In a paper published in the journal Zootaxa on 31 August 2018, Linnet Basutil of the Instituto de Ciencias del Mar, María García-Hernámdez of the Centro Nacional de Áreas Protegidas, and Christina Díaz and Shirley Pomponi of the Harbor Branch Oceanographic Institute at Florida Atlantic University, describe two new species of Sponge from the Cuban mesophotic zone, both of which are placed in the Demosponge genus Callyspongia.
The first new species is named Callyspongia pedroi, in honour of Cuban marine biologist Pedro Alcolado, for a lifetime dedicated to studying the Sponges of the Caribbean. This species forms a series of branching ropey tubes 10-14 mm in length and 6-10 mm in diameter, smooth to the touch and pink or light red in colour. Branching on this species is uncommon, and it has no true holdfast, adhering to the substrate wherever it touches. It has a fibrous skeleton with embedded fusiform spicules, this skeleton comprises a primary mesh with gaps 120–425 μm across, made up of fibres 20–40 μm in diameter, with a secondary mesh with gaps of 50–350 μm, with fibres 10–15 μm in diameter. Callyspongia pedroi was found on reefs around most of the cost of Cuba, at depths of 44.4–102.4 m.
Callyspongia pedroi. (a) Specimen in live habit, (b) another specimen in live habit, but not collected, (c)-(d) specimen on deck, (e) microconulose surface, and oval flushed osculum. Basutil et al. (2018).
The second species is named Callyspongia alcoladoi, also in honour of Pedro Alcolado. This species forms branching ropey tubes 20-30 cm in length and 3-8 mm in diameter, smooth to the touch, but with occasional spiny projections up to 4 cm in length, and grey-pink in colour. This species also has no true holdfast, adhering to the substrate wherever it touches, though it branches much more frequently than the previous species. It has many subdermal cavities, 0.25–0.8 mm in diameter, which are visible to the naked eye and a skeleton made up of primary, secondary and tertiary meshes of fibres, with the primary mesh having gaps of 80–250 μm, and fibres 30–150 μm in diameter, the secondary mesh having gaps of 70–210 μm, and fibres 15–30 μm in diameter, and the tertiary mesh having gaps of 30-70 μm, and fibres 8-25 μm in diameter.
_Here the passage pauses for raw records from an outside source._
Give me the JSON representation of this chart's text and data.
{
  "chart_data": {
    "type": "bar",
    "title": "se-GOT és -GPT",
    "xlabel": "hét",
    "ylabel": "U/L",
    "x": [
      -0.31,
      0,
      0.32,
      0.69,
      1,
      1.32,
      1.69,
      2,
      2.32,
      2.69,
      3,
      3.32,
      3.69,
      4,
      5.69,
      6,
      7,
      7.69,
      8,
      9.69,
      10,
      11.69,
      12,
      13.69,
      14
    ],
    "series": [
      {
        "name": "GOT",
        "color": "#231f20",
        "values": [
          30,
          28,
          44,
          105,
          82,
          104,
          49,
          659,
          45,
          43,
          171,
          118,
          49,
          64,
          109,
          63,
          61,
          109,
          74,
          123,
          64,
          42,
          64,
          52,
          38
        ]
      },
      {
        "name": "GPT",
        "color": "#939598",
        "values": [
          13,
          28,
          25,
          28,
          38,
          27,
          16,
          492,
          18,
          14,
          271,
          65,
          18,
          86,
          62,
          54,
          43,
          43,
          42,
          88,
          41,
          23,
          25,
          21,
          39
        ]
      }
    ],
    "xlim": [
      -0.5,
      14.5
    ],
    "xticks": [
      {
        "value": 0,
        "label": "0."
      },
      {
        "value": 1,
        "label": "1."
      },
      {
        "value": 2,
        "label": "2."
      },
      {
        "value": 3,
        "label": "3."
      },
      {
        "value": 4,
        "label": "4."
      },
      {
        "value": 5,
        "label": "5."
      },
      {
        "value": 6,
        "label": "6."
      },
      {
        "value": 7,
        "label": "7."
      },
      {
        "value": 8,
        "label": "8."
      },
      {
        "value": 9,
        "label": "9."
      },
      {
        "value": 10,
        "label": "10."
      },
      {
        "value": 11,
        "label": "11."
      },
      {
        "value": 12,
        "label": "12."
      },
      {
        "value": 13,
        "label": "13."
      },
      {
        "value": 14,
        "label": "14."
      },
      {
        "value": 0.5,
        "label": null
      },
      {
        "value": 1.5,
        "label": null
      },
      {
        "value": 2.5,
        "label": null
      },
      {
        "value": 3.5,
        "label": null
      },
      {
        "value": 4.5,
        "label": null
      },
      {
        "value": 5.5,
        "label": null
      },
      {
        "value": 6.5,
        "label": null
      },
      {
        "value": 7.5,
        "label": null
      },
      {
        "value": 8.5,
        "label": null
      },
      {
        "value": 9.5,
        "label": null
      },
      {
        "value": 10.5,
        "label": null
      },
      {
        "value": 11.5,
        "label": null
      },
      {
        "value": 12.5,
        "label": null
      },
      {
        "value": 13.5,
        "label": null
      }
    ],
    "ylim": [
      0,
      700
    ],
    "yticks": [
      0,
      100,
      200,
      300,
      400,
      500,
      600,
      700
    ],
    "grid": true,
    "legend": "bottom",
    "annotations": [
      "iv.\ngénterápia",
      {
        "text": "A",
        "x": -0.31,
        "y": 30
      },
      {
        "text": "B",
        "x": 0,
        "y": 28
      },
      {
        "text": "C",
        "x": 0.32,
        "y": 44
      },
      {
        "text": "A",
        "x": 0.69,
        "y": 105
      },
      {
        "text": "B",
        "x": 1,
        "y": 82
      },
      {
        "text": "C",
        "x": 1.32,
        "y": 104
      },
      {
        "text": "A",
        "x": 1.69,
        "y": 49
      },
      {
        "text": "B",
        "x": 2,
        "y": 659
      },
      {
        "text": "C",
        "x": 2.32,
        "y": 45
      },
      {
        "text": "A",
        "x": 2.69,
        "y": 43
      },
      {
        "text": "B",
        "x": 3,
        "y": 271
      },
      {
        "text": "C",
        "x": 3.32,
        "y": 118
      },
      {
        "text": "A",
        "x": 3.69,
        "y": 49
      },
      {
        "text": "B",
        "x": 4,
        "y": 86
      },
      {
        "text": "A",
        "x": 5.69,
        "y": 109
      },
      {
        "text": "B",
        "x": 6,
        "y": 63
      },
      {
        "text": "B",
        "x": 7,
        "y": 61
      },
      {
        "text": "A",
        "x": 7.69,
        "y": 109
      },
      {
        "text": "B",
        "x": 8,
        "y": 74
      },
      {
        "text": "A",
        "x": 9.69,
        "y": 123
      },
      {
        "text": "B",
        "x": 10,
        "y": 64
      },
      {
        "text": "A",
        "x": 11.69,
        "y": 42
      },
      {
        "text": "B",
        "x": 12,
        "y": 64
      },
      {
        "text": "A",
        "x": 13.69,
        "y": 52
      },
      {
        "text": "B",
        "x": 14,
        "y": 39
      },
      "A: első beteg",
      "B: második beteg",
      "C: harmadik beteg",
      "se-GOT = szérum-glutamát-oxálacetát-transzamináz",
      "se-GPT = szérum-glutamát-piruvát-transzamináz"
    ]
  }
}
The species was found on the east wall of Bahía de Cochinos on the south coast of Cuba, and at Punta del Fraile northwest of Punta Maisí on the eastern tip of Cuba, at depths of 51.5–73.4 m.
Callyspongia alcoladoi. (a) Specimen in live habit, (b) another specimen in live habit, but not collected, (c)-(d) specimen on deck, (e) Very smooth surface and round osculum, slightly sunken. Basutil et al. (2018).